Nell’isola di Giannutri, nell’arcipelago toscano, dove non ci sono seggi e dove il traghetto per il Giglio passa solo il giovedì, il sindaco organizza a spese del comune il trasporto per i 15 aventi diritto, ma solo due di loro ne approfittano. Costo dell’operazione: 1.200 euro, spesa che il sindaco Armando Schiaffino, chiede inutilmente al Ministero dell’Interno di sostenere.
*****
per chi fosse, oltre al referendum, interessato all’età dei cani che, a quanto pare non si trova più moltiplicando X 7 i loro anni, adesso invecchiano molto più facilmente a causa della vita sedentaria dei loro ” padroni di casa “. Si spiga allora, la longevità di Pepito perché, come già accennato, STE è un gran camminatore ( fa anche gare ! ) e tutte le volte possibili si portava Pepito che quindi non è stato un cane sedentario e ha assorbito molto ossisgeno dei monti liguri, ossigeno special …
ANSA.IT 2 LUGLIO 2020
** mi sembra che — nel mio caso – qui sotto si senta più forte– però devi aprire la voce con un clic
paolo fresu
foto da : Van Laar Trumpets
” In oltre 35 anni di carriera non ho mai trovato uno strumento bello, intonato e caldo come il flicorno modello Fresu di Hub van Laar che ho l’onore di avere firmato.
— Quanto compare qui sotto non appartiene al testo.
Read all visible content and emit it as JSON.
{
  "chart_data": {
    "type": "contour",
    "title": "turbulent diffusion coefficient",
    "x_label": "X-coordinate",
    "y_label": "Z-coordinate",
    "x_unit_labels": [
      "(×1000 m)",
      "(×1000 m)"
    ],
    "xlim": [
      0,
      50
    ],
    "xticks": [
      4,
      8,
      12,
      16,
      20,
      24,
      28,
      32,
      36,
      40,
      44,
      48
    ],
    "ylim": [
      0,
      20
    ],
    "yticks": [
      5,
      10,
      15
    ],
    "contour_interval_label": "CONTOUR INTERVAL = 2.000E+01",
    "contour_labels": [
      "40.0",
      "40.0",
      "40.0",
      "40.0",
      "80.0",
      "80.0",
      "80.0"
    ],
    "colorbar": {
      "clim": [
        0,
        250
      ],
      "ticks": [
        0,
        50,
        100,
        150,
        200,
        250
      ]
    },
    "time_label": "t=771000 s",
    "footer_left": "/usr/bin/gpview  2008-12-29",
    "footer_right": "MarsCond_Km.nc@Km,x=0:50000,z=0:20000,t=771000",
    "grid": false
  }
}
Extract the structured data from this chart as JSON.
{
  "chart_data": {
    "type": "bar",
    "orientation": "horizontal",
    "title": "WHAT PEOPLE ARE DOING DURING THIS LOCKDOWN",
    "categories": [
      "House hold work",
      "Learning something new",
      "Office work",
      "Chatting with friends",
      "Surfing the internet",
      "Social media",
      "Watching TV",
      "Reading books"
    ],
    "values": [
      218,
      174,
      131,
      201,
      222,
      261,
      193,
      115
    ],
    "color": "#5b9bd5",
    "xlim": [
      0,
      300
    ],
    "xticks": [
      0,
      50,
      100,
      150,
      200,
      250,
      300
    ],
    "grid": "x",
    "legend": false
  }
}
Uno strumento perfetto che mi accompagna da tanti anni e con il quale ho girato il mondo suonando dappertutto e registrando decine e decine di album. ”
PAOLO FRESU SUONA IL FILICORNO–4.09 min. insieme a Lars Danielsson
*** il flicorno modello Fresu di Hub van Laar
cartina linguistica della Sardegna – in parte -BERCHIDDA è sotto il Tempio Pausania e all’altezza di Sassari.
spiaggia di Berchida (Siniscola).
FOTO DA :
https://www.sardegnaturismo.it/it/esplora/berchida
Classici in lingua inglese – Indice
Testi canzoni originali con traduzione in italiano di Ermanno Tassi
da: Summer of Love – 1967
A Whiter Shade Of Pale
We skipped the light fandango
Turned cartwheels ‘cross the floor
I was feeling kinda seasick
But the crowd called out for more
The room was humming harder
As the ceiling flew away
When we called out for another drink
The waiter brought a tray
And so it was that later
As the miller told his tale
That her face, at first just ghostly,
Turned a whiter shade of pale
She said, “There is no reason
And the truth is plain to see.”
But I wandered through my playing cards
And would not let her be
One of sixteen vestal virgins
Who were leaving for the coast
And although my eyes were open
They might have just as well been closed
And so it was that later
As the miller told his tale
That her face, at first just ghostly,
Turned a whiter shade of pale
And so it was… etc.
Traduzione a cura di Ermanno Tassi
Un’Ombra di Pallore più Bianca
Incuranti del frivolo fandango
Facevamo la ruota per tutta la sala
Mi sentivo come se avessi il mal di mare
Ma la folla ci incitava a continuare
Il brusio della sala diventava sempre più forte
Come se il tetto volasse via
Quando chiedemmo un altro drink
Il cameriere portò un vassoio
E fu così che più tardi
Non appena il mugnaio (1) ebbe raccontato la sua storia
Che il suo viso, dapprima appena spettrale
Si tinse d’un’ombra di pallore più bianca
Lei disse: “Non c’e nessun motivo
E la verità è facile da capire”
Ma io vagavo tra le mie carte da gioco
E non volevo permetterle che fosse
Una delle sedici vergini vestali
In partenza per la costa
E sebbene i miei occhi fossero aperti
Avrebbero potuto benissimo anche essere chiusi
E fu così che più tardi
Non appena il mugnaio ebbe raccontato la sua storia
Che il suo viso dapprima appena spettrale
Si tinse d’un’ombra di pallore più bianca
E fu così… etc.
NOTE
(1) The miller = il mugnaio, non è chiaro cosa c’entri, ma l’autore ha negato il riferimento ad un personaggio di un romanzo. Comunque è doveroso dire che il testo di questa canzone è stato definito da più parti una sorta di non-sense, è tipico nei testi di canzoni inserire frasi ad effetto che più che avere un senso si accordano con la rima e la metrica.
Sto facendo trading su questa piattaforma (ecco il link per chi fosse interessato) da alcune settimane e ho ottenuto un piccolo guadagno di 800€. Mi piace moltissimo!
Sigfrido è davvero una persona coraggiosa – rivelare certe cose non è da tutti. Massimo rispetto.